Despite the recent challenges, Mathews is optimistic and believes that normal workforce movements will resume once the market is confident that the pandemic is under control. This outlook and resilience run through the company, she says. ‘I have been managing SIR for 14 years and we have a very experienced team that went through the financial crisis in 2008 and the downturn of the oil and gas industry in 2016.’ This attitude serves the business particularly well in Singapore, where competition is intense and is increasing with disruptive new entrants all the time.
However, Mathews says experience has shown the best strategy for keeping ahead is straightforward. ‘I have learnt the importance of focusing on your core strengths and the things that we do that make a difference to our customers,’ she says. ‘We have always put the customers’ needs first and we will continue to do so. Staying true to your vision and having a user-centric approach to innovation has enabled us to remain relevant and competitive in Singapore.’

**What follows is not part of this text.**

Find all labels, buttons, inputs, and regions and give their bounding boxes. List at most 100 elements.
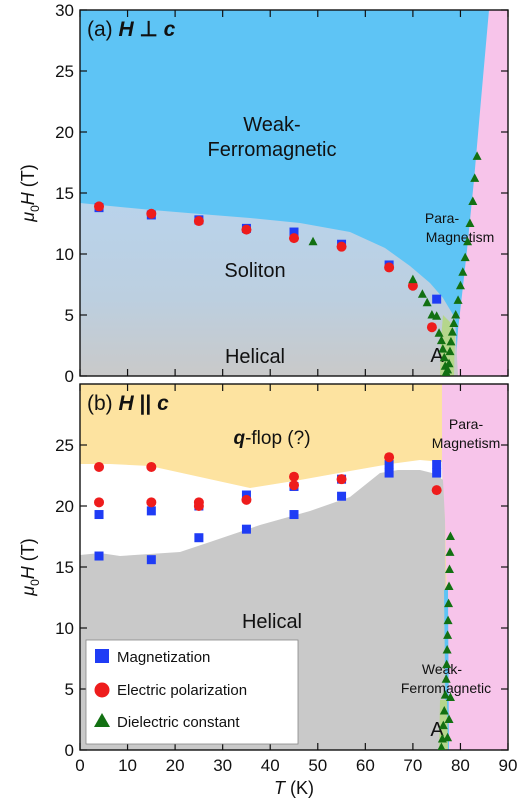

She adds that keeping a sense of balance and not ‘sweating over the small things’ is essential. ‘There are some things you cannot control,’ she says, ‘but you can definitely control your reaction and response.
‘The industry can be unpredictable because of the dependence on manpower for the very nature of what we do and with that a bag of many “what ifs”.’ But despite knowing that working with people can be a source of stress, she adds that, ultimately, nurturing a strong team is the number one key to success and all-round satisfaction.
‘You are the sum of the people around you,’ she says, ‘and I have been blessed with some of the best human beings who have sacrificed so much over the years. Take care of your people – and they will take care of you.’